# Other than LGDs, mules?



## TRAILRIDER (Apr 16, 2007)

I know most people here who keep goats are keeping LGDs for protection. Since I have never had an "outdoor" dog before and am afraid I wouldn't deal with that very well....I am thinking about other options. 
My neighbors have a lama and an alpaca and keep telling me that I would have no predator problems if thier animals lived here. (But I think they REALLY want to find a home for them!) I'm not really wanting alpacas or lamas, I don't spin wool and don't need another pet. I have heard a donkey will keep coyotes away. Is that true? What about a mule? I have been considering getting a mule anyway as a riding animal (since my horse will not be around much longer.) 
And finally if a mule would help keep coyotes at bay, how likely would he be to kick a goat? Would it be possible to take him away from his goats for a day to ride elsewhere or would he be more "farm sour" and not want to leave his charges?


----------



## dlskidmore (Apr 18, 2012)

I've heard cows are protective to sheep, as well as donkeys and lamas. Any larger animal that can bond with the goats would be helpful?


----------



## TRAILRIDER (Apr 16, 2007)

I guess I just answered my own question. Looks like mules are out of the question, at least for predator control.


Livestock Guardian Donkeys


----------



## JPiantedosi (Apr 23, 2012)

we have a pair of donkeys on a lease pasture where the land owner doesnt want dogs. to date we have only had one occurance of predation, and im not sure it could have been prevented with an LGD,

Jim


----------



## Jimbosbaby (Oct 13, 2011)

We have a 6yr old mule named Leon and he is a great protector!!! We dont have goats or sheep but have other horses and pigs and he literally will stand between something (animal or human) strange and the animals on our farm...his previous owner (my hubby's boss) said one day a pair of strange horses swam his pond and go into the pasture with his horses and Leon...Leon fought those horses off and back into the pond protecting his other horses...now, maybe Leon is the exception to the rule when it comes to mules, but for us he's our guardian on the farm.


----------



## Looking4ewes (Apr 30, 2006)

I think it depends upon the individual animal.
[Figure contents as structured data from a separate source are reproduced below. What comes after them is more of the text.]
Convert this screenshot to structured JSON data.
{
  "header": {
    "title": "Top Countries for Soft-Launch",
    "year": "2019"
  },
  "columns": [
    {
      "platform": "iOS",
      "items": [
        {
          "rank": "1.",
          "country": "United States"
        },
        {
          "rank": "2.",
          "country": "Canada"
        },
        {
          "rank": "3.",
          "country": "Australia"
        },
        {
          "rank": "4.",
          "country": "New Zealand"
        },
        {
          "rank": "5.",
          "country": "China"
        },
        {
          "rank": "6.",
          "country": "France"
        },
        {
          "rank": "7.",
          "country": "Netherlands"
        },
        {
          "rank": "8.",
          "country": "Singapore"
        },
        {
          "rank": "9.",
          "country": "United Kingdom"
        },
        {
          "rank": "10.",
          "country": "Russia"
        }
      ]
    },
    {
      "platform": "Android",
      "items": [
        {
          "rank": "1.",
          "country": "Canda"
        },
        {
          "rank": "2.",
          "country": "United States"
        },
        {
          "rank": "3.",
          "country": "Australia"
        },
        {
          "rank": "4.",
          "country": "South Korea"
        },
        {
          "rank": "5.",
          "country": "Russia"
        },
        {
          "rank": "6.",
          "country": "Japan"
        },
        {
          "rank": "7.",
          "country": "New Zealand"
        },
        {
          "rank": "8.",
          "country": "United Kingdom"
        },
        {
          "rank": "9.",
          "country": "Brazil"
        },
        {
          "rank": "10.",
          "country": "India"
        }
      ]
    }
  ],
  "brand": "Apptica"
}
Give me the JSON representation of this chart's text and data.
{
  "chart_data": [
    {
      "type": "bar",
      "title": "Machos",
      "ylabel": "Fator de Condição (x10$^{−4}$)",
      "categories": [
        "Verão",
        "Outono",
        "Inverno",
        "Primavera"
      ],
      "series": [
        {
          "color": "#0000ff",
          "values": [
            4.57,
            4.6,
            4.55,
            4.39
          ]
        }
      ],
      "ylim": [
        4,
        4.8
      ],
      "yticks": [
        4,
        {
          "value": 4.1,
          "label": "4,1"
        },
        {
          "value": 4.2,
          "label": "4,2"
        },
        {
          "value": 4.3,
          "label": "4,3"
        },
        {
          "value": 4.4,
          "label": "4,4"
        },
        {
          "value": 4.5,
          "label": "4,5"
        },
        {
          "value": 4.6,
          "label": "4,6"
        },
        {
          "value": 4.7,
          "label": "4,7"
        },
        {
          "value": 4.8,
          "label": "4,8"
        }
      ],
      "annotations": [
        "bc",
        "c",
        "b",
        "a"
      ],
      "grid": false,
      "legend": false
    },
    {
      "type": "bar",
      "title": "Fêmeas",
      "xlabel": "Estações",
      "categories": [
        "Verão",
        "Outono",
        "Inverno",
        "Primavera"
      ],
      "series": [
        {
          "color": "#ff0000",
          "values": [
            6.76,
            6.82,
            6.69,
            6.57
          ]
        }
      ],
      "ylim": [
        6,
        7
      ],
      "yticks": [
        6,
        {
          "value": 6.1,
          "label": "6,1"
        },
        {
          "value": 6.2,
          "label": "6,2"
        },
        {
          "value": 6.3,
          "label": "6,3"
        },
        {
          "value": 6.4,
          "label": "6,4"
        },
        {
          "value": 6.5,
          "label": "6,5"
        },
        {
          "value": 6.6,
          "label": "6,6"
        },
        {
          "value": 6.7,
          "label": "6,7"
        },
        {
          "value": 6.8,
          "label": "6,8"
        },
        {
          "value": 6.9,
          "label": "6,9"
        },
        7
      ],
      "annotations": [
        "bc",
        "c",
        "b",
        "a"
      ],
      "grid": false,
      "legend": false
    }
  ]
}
A mule could work very well.. or not. I keep my rams with my steers and the steers offer protection. I kept a guard llama when my flock was small and have now added LGD. So now I have three different type of guardians. ;-) I don't consider an alpaca as a guard, but a prey animal needing a guardian.


----------



## Jimbosbaby (Oct 13, 2011)

Looking4ewes said:


> I think it depends upon the individual animal. A mule could work very well.. or not. I keep my rams with my steers and the steers offer protection. I kept a guard llama when my flock was small and have now added LGD. So now I have three different type of guardians. ;-) I don't consider an alpaca as a guard, but a prey animal needing a guardian.
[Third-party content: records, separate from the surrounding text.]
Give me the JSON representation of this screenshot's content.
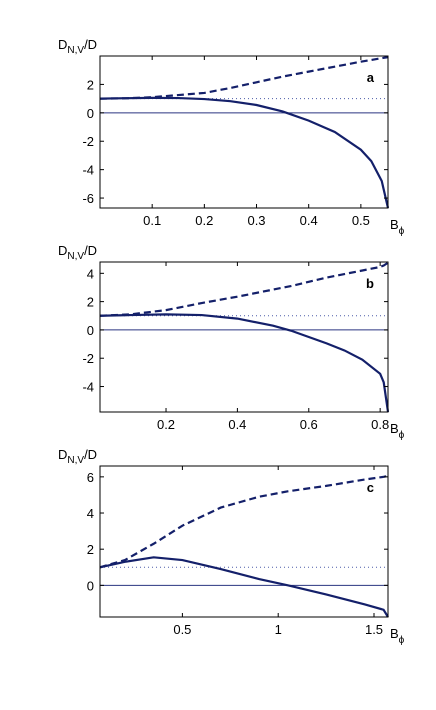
{
  "chart_data": [
    {
      "type": "line",
      "panel_label": "a",
      "ylabel": [
        "D",
        "N,V",
        "/D"
      ],
      "xlabel": [
        "B",
        "ϕ"
      ],
      "x": [
        0,
        0.05,
        0.1,
        0.15,
        0.2,
        0.25,
        0.3,
        0.35,
        0.4,
        0.45,
        0.5,
        0.52,
        0.54,
        0.552
      ],
      "series": [
        {
          "style": "dashed",
          "color": "#14206a",
          "values": [
            1,
            1.02,
            1.1,
            1.25,
            1.4,
            1.75,
            2.15,
            2.55,
            2.9,
            3.25,
            3.6,
            3.72,
            3.85,
            3.92
          ]
        },
        {
          "style": "solid",
          "color": "#14206a",
          "values": [
            1,
            1.03,
            1.05,
            1.04,
            0.97,
            0.82,
            0.55,
            0.1,
            -0.55,
            -1.35,
            -2.6,
            -3.4,
            -4.8,
            -6.7
          ]
        }
      ],
      "hlines": [
        {
          "value": 1,
          "style": "dotted",
          "color": "#4a5aa8"
        },
        {
          "value": 0,
          "style": "solid",
          "color": "#2a3580"
        }
      ],
      "xlim": [
        0,
        0.552
      ],
      "ylim": [
        -6.7,
        4
      ],
      "xticks": [
        0.1,
        0.2,
        0.3,
        0.4,
        0.5
      ],
      "yticks": [
        -6,
        -4,
        -2,
        0,
        2
      ]
    },
    {
      "type": "line",
      "panel_label": "b",
      "ylabel": [
        "D",
        "N,V",
        "/D"
      ],
      "xlabel": [
        "B",
        "ϕ"
      ],
      "x": [
        0.015,
        0.1,
        0.2,
        0.3,
        0.4,
        0.5,
        0.55,
        0.6,
        0.65,
        0.7,
        0.75,
        0.8,
        0.81,
        0.822
      ],
      "series": [
        {
          "style": "dashed",
          "color": "#14206a",
          "values": [
            1,
            1.1,
            1.4,
            1.9,
            2.35,
            2.85,
            3.1,
            3.4,
            3.7,
            3.95,
            4.2,
            4.45,
            4.55,
            4.75
          ]
        },
        {
          "style": "solid",
          "color": "#14206a",
          "values": [
            1,
            1.05,
            1.1,
            1.05,
            0.8,
            0.3,
            -0.05,
            -0.5,
            -0.95,
            -1.45,
            -2.1,
            -3.1,
            -3.7,
            -5.8
          ]
        }
      ],
      "hlines": [
        {
          "value": 1,
          "style": "dotted",
          "color": "#4a5aa8"
        },
        {
          "value": 0,
          "style": "solid",
          "color": "#2a3580"
        }
      ],
      "xlim": [
        0.015,
        0.822
      ],
      "ylim": [
        -5.8,
        4.8
      ],
      "xticks": [
        0.2,
        0.4,
        0.6,
        0.8
      ],
      "yticks": [
        -4,
        -2,
        0,
        2,
        4
      ]
    },
    {
      "type": "line",
      "panel_label": "c",
      "ylabel": [
        "D",
        "N,V",
        "/D"
      ],
      "xlabel": [
        "B",
        "ϕ"
      ],
      "x": [
        0.07,
        0.2,
        0.35,
        0.5,
        0.7,
        0.9,
        1.05,
        1.25,
        1.45,
        1.55,
        1.573
      ],
      "series": [
        {
          "style": "dashed",
          "color": "#14206a",
          "values": [
            1,
            1.4,
            2.3,
            3.3,
            4.3,
            4.9,
            5.2,
            5.5,
            5.85,
            6.0,
            6.05
          ]
        },
        {
          "style": "solid",
          "color": "#14206a",
          "values": [
            1,
            1.3,
            1.55,
            1.4,
            0.9,
            0.35,
            0,
            -0.5,
            -1.05,
            -1.35,
            -1.75
          ]
        }
      ],
      "hlines": [
        {
          "value": 1,
          "style": "dotted",
          "color": "#4a5aa8"
        },
        {
          "value": 0,
          "style": "solid",
          "color": "#2a3580"
        }
      ],
      "xlim": [
        0.07,
        1.573
      ],
      "ylim": [
        -1.75,
        6.6
      ],
      "xticks": [
        0.5,
        1,
        1.5
      ],
      "yticks": [
        0,
        2,
        4,
        6
      ]
    }
  ]
}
Oh I'm sure it does depend on each animal individually...Leon is quite a character and a favorite among the kids here on our farm...people are amazed he's a mule because he acts like a big dog...loves to have his ears scratched and to be loved on in general!

I've always heard that mules were mean, stubborn and hard to get along with so I was apprehensive when my hubby brought him home. After he got here I quickly fell in love with him, he's nothing like what I was expecting...he can be stubborn when he wants to be, but cant we all?! LOL

I've never wanted a Lama...they just aren't an animal that appeals to me...there's lots of people around here with them though.

Della


----------



## Kato2010 (Jun 24, 2012)

I raise donkeys, and they're wonderful guard animals. The local coyotes (and there are lots of them), know where the fences are, and stay on the other side. Once we let the donkeys into a different part of the pasture without the coyotes knowing it, and sure enough, in the middle of the night we heard howling, a big old hee haw, and then the sound of a coyote yipping and yelping and running off into the distance. Lesson learned. 

You really have to supervise the first meetings with your dogs though. Our dogs know better than to bother the donkeys. Our donkeys have actually taken out two neighbourhood dogs who were running the country chasing cattle. They made the big mistake of thinking they could chase donkeys.

If you feed grain to your livestock though, make sure the donkeys don't have access. They don't need it, and can be harmed by it.


----------



## Cliff (Jun 30, 2007)

I think it depends on the individual animal, like someone else said. We have a mare that takes care of our goats. She grew up here with no other horses and bonded with the goats. They are her babies. She takes them out to pasture and brings them back when she wants them back. She lets the babies play under her feet and chew on her tail. If one of them cries she gets upset. If WE make one cry for whatever reason she walks right up close and stares at us lol. She even lets them out if we lock them up if we aren't careful.

We haven't had a lgd for a few years now and won't need one till something happens to her.


----------



## lsarah (Jun 4, 2011)

I did not know donkeys could be harmed by eating grain - ours get a couple of mouthfulls every night, and now I am worried. We have one standard and two miniature donkeys and have only had them for a year or so. Please educate me - what kind of harm can it do? 

Thanks! ~Lori


----------



## Kato2010 (Jun 24, 2012)

A couple of mouthfuls won't hurt. Especially if it's oats. But they really don't need it to survive. Shetland ponies are the same. Too much grain can lead to founder. I give mine carrots for treats. 

As an extreme example, I sold a donkey to some people who kept it with their cows, and they fed the cows greenfeed, which was basically a baled oat crop. The donkey picked out the oats, got overfed, and died. It was a lot of oats though. I think he spent all day working at it.


----------



## lsarah (Jun 4, 2011)

Thank you so much for the information! I know something else about taking care of them now. We have always had cattle, but have only had our sheep, goats and donkeys for a little while. So I am still learning, and I like to know the "why" behind things. 

Thanks for taking the time to explain!

~Lori


----------



## Plantman (Nov 17, 2012)

We use llamas and have not lost any animals.. Have goats, pigs, chickens, ducks, turkeys all running in the same pasture. The llamas have bonded with them. They are also very clean and require very little feed. They brouse like goats and will establish one location for their manure. 
The manure is wonderful in our garden and we also sprinkle the pellets along the fence lines and the wild hogs will not cross it. We have to shear them every spring so they can cool off in our hot Texas summers and the wool can be spun into yarn. We donate ours to the senior citizens center where some women spin it and make sweaters, hats, socks, etc. They are also edible. Tastes much like goat. Avery useful animal. Much easier than a dog.
Also..... THEY DON'T EAT EGGS.


----------